Sorry, I put you in context. Three cultures (A, B and C) were prepared from the same pure extract. Samples were collected from these cultures at different times, so for the first time we had samples 1A, 1B and 1C, for the second time 2A, 2B, 2C etc. All 36 samples were sequenced in the same run.

Correct me if I'm wrong, but now I think this information should be included in my analysis in order to correct a possible batch effect from cultures A, B anc C.

Here is how I would proceed:

- eDesign file -

Time Batch
1A 1 A
1B 1 B
1C 1 C
2A 2 A
2B 2 B
2C 2 C
... ... ...
12A 12 A
12B 12 B
12C 12 C

- Code -

eDesign <- read.delim("blocking_design.txt", check.names = FALSE, stringsAsFactors = FALSE, row.names = 1)
design <- model.matrix(~0+Batch+Time, data = eDesign)

The problem I'm facing now it's I don't know how to make the contrast with this matrix design, attached here:

There aren't different columns for the different times, so I don't know how to make these constrasts. Probably it's cause the matrix design is not well builded for my purposes. I have been looking the worked case at the edgeR manual, but it's still not clear to me.

Here my questions:

• Is this a valid matrix design (design) for my purpose (compare t1-t2, t2-t3, t3-4..)? If so, how can I proceed with the contrasts?
• When this blocking factor is used,will the contrasts be made only within the same batch? If so, will the results across the batches be merged and corrected by this batch effect?

If you use ~0 + Batch + Time, your Time coefficients will represent the log-fold change relative to the first time point. You can still perform your contrasts, but perhaps it would be easier to do ~0 + Time + Batch, where the Time coefficients represent the average log-expression at each time point(*), just like you had before.

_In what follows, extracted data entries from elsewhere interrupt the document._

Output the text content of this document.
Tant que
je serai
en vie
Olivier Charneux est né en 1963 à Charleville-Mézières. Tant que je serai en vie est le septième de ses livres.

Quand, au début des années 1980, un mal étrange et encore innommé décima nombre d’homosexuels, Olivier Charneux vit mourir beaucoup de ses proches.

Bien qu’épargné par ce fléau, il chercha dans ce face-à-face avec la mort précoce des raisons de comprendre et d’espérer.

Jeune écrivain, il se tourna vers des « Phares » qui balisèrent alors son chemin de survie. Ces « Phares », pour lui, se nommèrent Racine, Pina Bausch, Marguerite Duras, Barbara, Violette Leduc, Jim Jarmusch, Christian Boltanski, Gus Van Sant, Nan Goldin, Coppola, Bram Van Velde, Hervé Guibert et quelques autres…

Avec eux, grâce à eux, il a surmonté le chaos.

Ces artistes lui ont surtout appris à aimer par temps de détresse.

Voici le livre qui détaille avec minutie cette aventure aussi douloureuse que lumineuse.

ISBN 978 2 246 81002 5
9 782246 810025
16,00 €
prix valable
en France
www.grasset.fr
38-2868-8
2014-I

Your comparisons between time points will be performed using information from all batches. This is because your design is an additive model, which assumes that the effect of time is the same for every batch. Thus, testing the effect of time within one batch is the same as testing the average effect across all batches. This is why I put a (*) above; technically, your Time coefficients actually represent the log-expression in the first batch only, but the differences between coefficients are assumed to be the same across batches, so information from the other batches gets used anyway.